In geyser samples and spectra, several organic compounds and simple molecules, such as nitrogen, but necessary for the synthesis of life, were identified , carbon, nitrogen.
An international team of scientists analyzed data on ice grains collected by Cassini during its flight through the E ring. In ice particles of the third type, with a higher content of sodium and potassium salts, they found phosphates — necessary for the synthesis of biological macromolecules such as DNA, RNA, proteins . This is unexpected; this has not been discovered before in alien oceans.

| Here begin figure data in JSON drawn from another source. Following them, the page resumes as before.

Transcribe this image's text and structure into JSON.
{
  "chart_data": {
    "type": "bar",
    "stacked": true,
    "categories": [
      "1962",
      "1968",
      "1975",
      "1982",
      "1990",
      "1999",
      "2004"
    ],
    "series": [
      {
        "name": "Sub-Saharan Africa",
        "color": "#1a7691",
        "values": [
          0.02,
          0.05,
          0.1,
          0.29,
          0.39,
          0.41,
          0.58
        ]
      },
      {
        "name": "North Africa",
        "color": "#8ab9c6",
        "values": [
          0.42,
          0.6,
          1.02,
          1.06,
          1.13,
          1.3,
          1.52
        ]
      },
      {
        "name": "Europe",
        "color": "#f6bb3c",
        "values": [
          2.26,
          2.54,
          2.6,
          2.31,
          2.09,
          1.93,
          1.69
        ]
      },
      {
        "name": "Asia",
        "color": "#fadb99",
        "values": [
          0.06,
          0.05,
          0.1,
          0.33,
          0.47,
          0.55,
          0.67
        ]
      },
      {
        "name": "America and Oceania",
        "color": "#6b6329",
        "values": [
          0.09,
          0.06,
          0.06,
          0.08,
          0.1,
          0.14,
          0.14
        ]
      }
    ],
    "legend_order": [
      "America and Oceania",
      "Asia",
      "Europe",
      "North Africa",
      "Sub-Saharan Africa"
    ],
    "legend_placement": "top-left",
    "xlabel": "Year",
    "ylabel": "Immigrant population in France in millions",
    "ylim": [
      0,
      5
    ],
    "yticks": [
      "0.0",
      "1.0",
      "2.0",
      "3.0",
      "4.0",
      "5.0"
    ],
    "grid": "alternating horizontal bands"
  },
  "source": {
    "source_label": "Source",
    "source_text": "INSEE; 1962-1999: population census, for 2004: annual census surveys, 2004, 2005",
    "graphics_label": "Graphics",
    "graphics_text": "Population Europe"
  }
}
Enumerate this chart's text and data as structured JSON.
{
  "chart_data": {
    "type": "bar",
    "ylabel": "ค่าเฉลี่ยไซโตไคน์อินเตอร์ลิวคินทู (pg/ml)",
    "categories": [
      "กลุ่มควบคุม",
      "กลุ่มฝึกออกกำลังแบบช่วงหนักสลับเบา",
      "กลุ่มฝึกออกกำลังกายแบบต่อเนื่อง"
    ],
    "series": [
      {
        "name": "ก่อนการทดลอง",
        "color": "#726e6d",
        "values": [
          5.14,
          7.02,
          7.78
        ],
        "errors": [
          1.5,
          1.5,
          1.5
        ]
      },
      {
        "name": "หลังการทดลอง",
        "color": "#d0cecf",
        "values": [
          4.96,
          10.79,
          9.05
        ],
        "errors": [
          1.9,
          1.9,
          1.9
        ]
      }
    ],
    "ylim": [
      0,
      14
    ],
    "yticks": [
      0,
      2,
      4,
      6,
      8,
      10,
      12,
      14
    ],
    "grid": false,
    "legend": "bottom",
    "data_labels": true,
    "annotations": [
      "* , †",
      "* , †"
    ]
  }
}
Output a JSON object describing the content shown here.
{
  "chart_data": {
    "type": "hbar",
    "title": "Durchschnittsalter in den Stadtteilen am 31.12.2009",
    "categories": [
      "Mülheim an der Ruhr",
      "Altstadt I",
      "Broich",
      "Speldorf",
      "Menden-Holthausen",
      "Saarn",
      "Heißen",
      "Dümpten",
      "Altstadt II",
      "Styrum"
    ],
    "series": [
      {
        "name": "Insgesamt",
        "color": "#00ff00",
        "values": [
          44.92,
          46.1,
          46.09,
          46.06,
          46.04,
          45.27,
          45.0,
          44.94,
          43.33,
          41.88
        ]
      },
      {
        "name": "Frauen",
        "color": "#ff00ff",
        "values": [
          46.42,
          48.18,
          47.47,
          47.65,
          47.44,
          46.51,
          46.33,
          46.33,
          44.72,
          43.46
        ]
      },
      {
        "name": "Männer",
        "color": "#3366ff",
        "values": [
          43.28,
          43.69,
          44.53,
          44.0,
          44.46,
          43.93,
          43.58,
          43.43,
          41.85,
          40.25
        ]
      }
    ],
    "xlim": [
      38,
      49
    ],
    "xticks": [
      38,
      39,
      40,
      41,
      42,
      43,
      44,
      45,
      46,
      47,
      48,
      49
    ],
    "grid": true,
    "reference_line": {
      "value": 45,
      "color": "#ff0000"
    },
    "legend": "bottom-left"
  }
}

The amazing discoveries did not end there. Recently an article was published in Nature Astronomy, the authors of which tried to determine the substances contained in the ocean.
Based on data from Cassini's low-altitude flyby in 2011-2012 and recently published observations from the INMS instrument — an ion and neutral mass spectrometer — a library of spectra of organic compounds was compiled. We added the results of laboratory experiments to simulate icy worlds with oceans. And they scanned tens of billions of possible models of geyser composition.
It turned out that the composition of 10-15 compounds is optimal. In addition to the previously known H2O, CO2, CH4 and NH3, it reliably contains HCN, C2H2, C3H6, CO, and most likely C2H6 (ethane). Alcohols and molecular oxygen, argon-40 are possible. It was not possible to identify 43 fragments.
This indicates the rich chemical diversity of the ocean on Enceladus, and the fact that conditions for the synthesis of complex organic matter, including the building blocks of living matter, were formed there. For the chemical evolution leading to the emergence of life, the composition of the ocean floor is extremely important, information about which is not yet available. But the already established facts are enough for Enceladus to become a priority target for astrobiologists.
Due to its great distance, a mission to Enceladus requires lengthy preparation. NASA's Enceladus Life Finder (ELF) and Enceladus Life Signatures and Habitability (ELSAH) projects are currently at the concept stage.